– Мертвецы-едоки… Те, из столовой.
– Висельники из шайки Мышиного Короля. Предатели. Перешли на сторону Дагона, когда он посулил им, что его невеста откроет им проход к сокровищам. Невеста – последняя наследница хозяев этого дома.
– Я догадалась, – пробормотала я. – Выходит, рабы Дагона появляются тут каждую ночь. И каждую ночь вы с ними дерётесь. И каждый из вас на своём посту. Анна на чердаке, Мелькор и Астр над тобой, вон там, над лестницами на третьем этаже, ты здесь – на втором.
– Не каждую ночь, – ответил рыцарь. Тон его стал вдруг мягче. Будто он на несколько мгновений решил воспринимать меня на равных, а не как душевнобольную простолюдинку. – Мы питаемся тонкими энергиями особого порядка. Кроме горгулий. У горгулий всё слишком примитивно: они вылетают за пределы усадьбы, отлавливают зазевавшихся рабов Дагона, иногда мелких животных и птиц, и утоляют свой голод. Висельница питается энергией творения и произведений искусств, как это ни дико звучит. Музыкой. Шакс питается энергией сновидения живых людей в этом доме. Когда он ест – человек спит без сновидений, ему ничего не снится – это означает, что Шакс съел его сны. Я питаюсь энергией сокровищ.
– Сокровищ? Здесь есть сокровища?
– Они есть везде, – неопределённо проговорил Брабатус.
– Вы оживаете ночью, рабы Дагона тоже. Днём вас тут нет. Кроме горгулий, которые днём спят. Откуда вы приходите?
– Ниоткуда. Мы всегда здесь. Нас пробуждает проклятье Бафомета – проклятье Ночи, ибо мы – Существа Ночи. Что до рабов Дагона – он присылает их из Узких Сфер. У него их очень много, – это сэр Брабатус произнёс с неподдельным сожалением и грустью.

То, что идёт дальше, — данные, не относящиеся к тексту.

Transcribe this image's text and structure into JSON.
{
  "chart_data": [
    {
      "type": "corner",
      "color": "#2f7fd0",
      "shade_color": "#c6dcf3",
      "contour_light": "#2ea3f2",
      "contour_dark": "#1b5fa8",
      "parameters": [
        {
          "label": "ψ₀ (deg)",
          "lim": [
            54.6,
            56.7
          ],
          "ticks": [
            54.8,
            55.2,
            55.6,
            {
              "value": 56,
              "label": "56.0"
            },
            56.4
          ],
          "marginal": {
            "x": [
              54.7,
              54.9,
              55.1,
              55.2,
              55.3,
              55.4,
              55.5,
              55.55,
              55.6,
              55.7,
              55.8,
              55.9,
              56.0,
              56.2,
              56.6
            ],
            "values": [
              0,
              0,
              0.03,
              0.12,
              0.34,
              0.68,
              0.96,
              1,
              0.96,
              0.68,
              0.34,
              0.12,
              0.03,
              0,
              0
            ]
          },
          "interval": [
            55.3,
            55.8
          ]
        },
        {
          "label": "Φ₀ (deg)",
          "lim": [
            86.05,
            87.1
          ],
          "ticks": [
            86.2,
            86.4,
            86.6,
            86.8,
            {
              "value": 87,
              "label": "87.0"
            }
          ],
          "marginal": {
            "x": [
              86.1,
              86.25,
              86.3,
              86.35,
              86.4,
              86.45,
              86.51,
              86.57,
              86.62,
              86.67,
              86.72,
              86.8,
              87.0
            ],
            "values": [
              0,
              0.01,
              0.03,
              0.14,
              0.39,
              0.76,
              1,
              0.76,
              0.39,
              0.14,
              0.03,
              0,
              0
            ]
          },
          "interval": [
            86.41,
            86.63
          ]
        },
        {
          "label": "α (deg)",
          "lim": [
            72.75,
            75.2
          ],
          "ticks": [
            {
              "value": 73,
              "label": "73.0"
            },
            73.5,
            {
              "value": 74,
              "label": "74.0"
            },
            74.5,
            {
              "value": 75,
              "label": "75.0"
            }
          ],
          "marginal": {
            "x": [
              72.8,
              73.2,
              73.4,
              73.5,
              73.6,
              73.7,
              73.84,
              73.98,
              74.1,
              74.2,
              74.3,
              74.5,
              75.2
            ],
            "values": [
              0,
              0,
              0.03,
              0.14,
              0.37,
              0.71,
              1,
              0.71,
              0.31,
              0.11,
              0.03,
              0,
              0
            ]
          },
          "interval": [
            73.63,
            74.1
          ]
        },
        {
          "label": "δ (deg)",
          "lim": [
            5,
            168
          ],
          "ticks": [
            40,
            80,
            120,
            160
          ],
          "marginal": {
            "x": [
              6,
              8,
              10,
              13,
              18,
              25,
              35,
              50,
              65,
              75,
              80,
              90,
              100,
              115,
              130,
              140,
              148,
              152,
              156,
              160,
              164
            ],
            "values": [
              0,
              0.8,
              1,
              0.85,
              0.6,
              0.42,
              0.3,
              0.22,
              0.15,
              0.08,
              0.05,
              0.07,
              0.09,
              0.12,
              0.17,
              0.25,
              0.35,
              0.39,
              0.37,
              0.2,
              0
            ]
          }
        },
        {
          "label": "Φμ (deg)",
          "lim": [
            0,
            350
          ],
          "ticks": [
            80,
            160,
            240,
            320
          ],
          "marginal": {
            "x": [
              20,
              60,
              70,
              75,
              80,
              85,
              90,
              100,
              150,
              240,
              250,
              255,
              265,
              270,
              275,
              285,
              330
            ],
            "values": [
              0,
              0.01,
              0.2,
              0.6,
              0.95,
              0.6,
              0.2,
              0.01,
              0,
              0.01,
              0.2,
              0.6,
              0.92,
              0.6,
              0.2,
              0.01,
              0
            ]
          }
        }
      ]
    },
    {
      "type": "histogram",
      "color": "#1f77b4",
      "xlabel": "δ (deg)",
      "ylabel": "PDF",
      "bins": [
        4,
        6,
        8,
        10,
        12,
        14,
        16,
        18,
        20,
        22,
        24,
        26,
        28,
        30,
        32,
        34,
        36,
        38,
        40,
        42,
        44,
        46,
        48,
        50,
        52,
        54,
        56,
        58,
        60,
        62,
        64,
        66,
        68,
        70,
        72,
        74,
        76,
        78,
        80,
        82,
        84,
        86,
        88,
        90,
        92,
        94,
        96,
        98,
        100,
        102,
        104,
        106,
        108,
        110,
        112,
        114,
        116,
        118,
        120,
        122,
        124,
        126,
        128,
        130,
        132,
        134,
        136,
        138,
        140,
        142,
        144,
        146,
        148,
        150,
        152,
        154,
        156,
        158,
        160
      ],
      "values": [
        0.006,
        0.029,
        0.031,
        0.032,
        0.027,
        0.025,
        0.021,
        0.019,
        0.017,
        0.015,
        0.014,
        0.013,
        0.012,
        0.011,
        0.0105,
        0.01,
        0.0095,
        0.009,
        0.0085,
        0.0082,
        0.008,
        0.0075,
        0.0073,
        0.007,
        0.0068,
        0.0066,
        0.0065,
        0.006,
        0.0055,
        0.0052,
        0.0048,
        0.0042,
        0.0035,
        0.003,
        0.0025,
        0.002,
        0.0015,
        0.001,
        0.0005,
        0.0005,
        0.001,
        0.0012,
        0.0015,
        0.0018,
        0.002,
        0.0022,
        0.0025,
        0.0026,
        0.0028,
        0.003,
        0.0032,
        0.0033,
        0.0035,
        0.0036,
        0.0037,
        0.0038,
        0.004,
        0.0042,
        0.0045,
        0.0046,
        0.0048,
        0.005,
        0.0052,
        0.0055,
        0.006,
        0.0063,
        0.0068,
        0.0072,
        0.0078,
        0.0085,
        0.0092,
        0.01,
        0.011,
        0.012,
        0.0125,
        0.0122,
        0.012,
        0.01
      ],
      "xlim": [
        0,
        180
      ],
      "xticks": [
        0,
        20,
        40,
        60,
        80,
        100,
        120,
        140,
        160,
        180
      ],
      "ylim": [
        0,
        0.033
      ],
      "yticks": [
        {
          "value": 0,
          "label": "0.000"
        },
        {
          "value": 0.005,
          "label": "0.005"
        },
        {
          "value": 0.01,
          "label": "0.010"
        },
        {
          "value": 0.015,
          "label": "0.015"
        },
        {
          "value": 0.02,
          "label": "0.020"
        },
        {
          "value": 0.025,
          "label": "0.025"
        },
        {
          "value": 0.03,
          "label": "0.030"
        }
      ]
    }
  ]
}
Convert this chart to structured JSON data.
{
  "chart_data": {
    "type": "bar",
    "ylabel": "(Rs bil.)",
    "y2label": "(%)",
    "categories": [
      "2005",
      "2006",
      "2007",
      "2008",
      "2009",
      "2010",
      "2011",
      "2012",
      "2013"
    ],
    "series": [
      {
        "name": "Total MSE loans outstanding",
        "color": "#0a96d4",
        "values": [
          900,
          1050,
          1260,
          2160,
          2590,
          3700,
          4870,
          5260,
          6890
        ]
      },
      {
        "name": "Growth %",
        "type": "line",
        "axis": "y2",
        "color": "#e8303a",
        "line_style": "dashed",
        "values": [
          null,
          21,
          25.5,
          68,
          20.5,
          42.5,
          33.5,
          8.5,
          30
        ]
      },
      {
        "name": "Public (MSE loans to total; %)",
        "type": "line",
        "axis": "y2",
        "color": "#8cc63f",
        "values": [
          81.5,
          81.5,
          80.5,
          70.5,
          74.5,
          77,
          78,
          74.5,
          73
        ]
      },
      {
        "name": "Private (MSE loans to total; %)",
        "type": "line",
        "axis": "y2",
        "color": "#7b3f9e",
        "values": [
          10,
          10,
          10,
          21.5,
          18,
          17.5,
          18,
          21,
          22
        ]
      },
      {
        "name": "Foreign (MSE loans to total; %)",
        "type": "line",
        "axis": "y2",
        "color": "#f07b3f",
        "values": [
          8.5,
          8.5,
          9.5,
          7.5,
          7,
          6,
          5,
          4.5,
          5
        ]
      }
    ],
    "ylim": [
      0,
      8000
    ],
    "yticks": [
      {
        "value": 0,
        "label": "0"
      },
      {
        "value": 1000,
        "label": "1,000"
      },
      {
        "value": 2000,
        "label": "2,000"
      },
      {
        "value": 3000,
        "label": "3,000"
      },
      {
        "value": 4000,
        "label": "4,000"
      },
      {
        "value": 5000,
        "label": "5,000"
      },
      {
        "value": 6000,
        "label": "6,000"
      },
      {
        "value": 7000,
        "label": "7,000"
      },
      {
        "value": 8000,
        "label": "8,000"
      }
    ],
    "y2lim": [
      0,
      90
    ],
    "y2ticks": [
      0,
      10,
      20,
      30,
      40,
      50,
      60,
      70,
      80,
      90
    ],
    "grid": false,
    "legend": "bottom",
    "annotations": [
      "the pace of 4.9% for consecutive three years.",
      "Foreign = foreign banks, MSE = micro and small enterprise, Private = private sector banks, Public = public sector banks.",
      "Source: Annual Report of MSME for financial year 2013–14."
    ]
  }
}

– В этой усадьбе жило немного людей. Кто жил до прадеда Милены Джакомо – я затрудняюсь сказать. Здесь жил Джакомо, потом его сын Джакомо-младший – дед Милены, и с ним дружила Карин Бартул. Потом здесь жили Икабод и Элеонора. И никто из них вас не видел. Кроме Икабода, который оставил дневник. И кроме Карин Бартул.
– Хозяева дома нас не видят. Рабов Дагона тоже. Их присутствие блокирует наше появление и проявление в физическом мире. Мы как бы спим.
– Как же тогда Дагон начал выходить на контакт с Икабодом, с Миленой? Он ведь украл Икабода и его супругу Элеонору. Где их искать? Да и живы ли они? – я поняла, что растерялась и задаю много вопросов, похожих на риторические.
– Тебе это и предстоит выяснить, главный смельчак, – в тон Брабатуса вернулся его снобизм.
– Не волнуйся, я это сделаю, я человек ответственный, – с вызовом ответила я.
И услышала шум, напоминающий глухое постукивание. Доносился он справа, из комнаты, в которой камин, где я нашла дневник Икабода.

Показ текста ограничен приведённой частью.